In 2002, American singer Amerie covered "I'm Coming Out" for the soundtrack to the film Maid in Manhattan. Her version was released as a single in select European countries and Australia. The final single version to be released was the Loren Dawson remix. The original single version (which is similar to the original) can be found on both CD singles and the original motion picture soundtrack to Maid in Manhattan. Ross' version appears on the film's soundtrack album as well.

===Music video===
A music video was produced to promote the single.

===Track listings===
- German CD single
1. "I'm Coming Out" (Loren Dawson Remix) – 3:49
2. "Talkin' to Me" (album version) – 4:00
3. "Talkin' to Me" (Trackmasters Remix) (featuring Foxy Brown) – 3:38
4. "Talkin’ to Me" (Mark Ronson Sunshine Remix) (no loop) – 3:09
5. "I'm Coming Out" (video)

- French CD single
6. "I'm Coming Out" (Loren Dawson Remix) – 3:49
7. "Talkin' to Me" (album version) – 4:00

- Australian CD single
8. "I'm Coming Out" (Loren Dawson Remix) – 3:49
9. "Talkin' to Me" (album version) – 4:00
10. "Talkin' to Me" (Trackmasters Remix) (featuring Foxy Brown) – 3:38

===Charts===

| Chart (2003) | Peak position |
|---|---|
| Australia (ARIA) | 66 |
| Australian Urban (ARIA) | 23 |
| Netherlands (Dutch Top 40 Tipparade) | 17 |
| Netherlands (Single Top 100) | 69 |
| Romania (Romanian Top 100) | 100 |

===Release history===

| Region | Date | Format | Label | Ref. |
| Germany | April 7, 2003 | CD single | Columbia |  |
| France | April 15, 2003 |  |
| Australia | April 18, 2003 |  |

==Other samples and covers==
The distinctive sound of "I'm Coming Out" and its resulting popularity has led to Ross's single often being sampled, most notably by Stevie J, who sampled the song for rapper The Notorious B.I.G.'s 1997 song "Mo Money Mo Problems" with Mase, Sean "Diddy" Combs and Kelly Price.

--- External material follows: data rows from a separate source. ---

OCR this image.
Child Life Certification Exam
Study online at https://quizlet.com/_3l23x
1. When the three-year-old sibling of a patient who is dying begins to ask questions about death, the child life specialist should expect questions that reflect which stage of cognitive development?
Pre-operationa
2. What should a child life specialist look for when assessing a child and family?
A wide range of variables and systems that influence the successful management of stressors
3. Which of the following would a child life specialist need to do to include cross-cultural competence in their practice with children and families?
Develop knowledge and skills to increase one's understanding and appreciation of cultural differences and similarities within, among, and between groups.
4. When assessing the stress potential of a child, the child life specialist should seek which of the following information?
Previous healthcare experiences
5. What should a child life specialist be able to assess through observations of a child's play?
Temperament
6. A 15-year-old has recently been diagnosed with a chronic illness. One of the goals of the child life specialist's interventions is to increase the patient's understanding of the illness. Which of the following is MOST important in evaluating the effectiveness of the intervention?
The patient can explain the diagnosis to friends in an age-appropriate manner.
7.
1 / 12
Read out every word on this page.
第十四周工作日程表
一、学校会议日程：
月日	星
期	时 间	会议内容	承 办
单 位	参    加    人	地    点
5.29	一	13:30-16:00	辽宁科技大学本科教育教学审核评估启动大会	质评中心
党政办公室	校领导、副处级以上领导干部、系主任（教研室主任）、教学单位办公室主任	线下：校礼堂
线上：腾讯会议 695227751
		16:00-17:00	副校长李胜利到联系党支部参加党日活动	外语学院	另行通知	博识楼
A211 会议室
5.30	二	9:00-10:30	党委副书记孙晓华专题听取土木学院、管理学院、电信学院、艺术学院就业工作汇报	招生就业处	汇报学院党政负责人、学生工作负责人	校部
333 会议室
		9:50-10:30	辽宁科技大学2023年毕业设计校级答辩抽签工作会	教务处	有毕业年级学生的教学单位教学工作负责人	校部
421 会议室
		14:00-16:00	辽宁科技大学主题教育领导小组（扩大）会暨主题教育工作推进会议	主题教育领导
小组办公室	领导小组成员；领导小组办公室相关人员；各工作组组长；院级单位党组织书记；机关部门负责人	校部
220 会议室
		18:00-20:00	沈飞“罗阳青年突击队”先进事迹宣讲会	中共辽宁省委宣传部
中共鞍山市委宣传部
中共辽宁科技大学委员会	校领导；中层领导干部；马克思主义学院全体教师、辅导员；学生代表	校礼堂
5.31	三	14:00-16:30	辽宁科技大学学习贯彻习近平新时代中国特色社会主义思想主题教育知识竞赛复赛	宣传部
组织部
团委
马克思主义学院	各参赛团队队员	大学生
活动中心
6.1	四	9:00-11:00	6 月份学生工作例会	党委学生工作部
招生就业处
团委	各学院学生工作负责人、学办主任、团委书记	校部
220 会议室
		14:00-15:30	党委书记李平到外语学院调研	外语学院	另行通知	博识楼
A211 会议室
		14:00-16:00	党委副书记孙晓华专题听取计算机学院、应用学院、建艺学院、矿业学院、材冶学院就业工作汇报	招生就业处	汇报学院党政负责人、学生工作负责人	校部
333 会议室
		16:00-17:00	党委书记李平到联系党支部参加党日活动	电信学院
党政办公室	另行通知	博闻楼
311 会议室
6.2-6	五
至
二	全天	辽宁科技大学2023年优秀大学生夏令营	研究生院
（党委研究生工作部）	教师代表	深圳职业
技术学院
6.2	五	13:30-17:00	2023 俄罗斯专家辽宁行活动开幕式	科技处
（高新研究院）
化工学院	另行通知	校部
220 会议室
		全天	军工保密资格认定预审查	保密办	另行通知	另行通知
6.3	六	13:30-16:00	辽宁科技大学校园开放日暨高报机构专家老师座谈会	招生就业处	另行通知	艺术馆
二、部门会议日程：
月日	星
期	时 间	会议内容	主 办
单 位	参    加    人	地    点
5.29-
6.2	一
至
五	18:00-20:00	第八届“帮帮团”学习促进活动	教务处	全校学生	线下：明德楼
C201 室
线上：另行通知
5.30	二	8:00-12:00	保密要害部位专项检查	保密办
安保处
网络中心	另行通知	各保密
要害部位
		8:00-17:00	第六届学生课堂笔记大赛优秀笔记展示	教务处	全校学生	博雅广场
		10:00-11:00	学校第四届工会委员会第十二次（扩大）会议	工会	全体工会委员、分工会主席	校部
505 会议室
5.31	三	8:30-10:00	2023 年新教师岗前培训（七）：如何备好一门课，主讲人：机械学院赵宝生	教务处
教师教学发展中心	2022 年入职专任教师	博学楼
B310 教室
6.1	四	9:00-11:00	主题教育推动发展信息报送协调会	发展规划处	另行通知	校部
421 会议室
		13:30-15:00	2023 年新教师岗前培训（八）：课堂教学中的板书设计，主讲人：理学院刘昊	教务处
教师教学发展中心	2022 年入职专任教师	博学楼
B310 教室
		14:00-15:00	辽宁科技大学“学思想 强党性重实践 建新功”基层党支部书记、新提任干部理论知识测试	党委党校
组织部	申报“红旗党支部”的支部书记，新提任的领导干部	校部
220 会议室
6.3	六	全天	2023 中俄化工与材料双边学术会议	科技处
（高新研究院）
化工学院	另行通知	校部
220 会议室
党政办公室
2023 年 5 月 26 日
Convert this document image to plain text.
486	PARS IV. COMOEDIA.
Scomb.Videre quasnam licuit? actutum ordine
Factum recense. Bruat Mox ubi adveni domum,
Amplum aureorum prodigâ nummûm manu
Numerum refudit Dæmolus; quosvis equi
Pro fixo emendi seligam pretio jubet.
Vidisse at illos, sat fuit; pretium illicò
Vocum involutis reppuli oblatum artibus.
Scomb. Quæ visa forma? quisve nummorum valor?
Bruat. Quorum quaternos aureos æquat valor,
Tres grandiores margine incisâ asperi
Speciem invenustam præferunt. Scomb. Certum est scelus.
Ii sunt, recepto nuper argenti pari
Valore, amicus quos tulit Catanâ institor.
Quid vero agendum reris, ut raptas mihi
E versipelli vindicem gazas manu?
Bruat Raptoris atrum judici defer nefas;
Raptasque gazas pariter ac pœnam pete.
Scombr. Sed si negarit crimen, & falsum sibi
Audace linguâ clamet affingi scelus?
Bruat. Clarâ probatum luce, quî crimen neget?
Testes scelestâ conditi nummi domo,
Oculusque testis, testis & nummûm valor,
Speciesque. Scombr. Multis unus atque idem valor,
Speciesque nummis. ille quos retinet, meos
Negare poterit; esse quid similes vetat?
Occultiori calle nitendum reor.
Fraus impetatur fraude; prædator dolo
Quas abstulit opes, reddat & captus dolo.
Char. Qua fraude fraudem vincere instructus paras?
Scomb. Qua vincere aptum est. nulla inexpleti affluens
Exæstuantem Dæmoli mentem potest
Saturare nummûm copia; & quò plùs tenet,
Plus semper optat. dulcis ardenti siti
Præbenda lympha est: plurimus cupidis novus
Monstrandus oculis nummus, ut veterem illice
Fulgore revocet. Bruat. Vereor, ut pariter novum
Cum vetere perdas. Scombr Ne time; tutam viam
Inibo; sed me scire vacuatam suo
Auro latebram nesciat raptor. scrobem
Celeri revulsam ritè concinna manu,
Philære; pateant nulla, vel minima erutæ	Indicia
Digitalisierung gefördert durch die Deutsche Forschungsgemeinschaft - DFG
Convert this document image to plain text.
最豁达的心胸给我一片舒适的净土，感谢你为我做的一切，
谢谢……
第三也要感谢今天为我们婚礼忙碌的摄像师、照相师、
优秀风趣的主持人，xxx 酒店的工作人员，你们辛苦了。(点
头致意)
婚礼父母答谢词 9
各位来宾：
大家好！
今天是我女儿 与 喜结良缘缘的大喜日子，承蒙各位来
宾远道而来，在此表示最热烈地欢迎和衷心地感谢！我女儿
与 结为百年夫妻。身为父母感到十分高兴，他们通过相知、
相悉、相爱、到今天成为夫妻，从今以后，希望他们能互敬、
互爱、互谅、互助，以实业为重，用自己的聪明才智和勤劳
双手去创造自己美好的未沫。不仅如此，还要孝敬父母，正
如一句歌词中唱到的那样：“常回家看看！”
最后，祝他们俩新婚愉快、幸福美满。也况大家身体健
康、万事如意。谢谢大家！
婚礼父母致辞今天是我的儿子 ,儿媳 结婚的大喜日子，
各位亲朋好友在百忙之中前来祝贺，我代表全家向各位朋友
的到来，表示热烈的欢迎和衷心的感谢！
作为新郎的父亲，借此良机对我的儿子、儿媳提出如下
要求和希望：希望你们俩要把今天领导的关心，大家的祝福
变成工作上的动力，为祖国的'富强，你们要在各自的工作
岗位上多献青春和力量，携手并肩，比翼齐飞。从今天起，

Ross and Combs performed "I'm Coming Out / Mo Money Mo Problems" in 2019 as a mashup at Ross's 75th birthday party at the Hollywood Palladium.
In 1997, German comedian Hella von Sinnen sampled "I'm Coming Out" for her single "Mein Coming Out", using the term "coming out" in the context of coming out of the closet, or revealing one's homosexuality. In April 2014, Keyshia Cole and Australian rapper Iggy Azalea released a cover version of "I'm Coming Out", for The Other Woman movie soundtrack. In August 2014, singer Ariana Grande sampled the song for her song "Break Your Heart Right Back" (featuring Childish Gambino), from her second studio album My Everything (2014). Recording artist, Samantha Jade covered the song for her 2018 album, Best of My Love.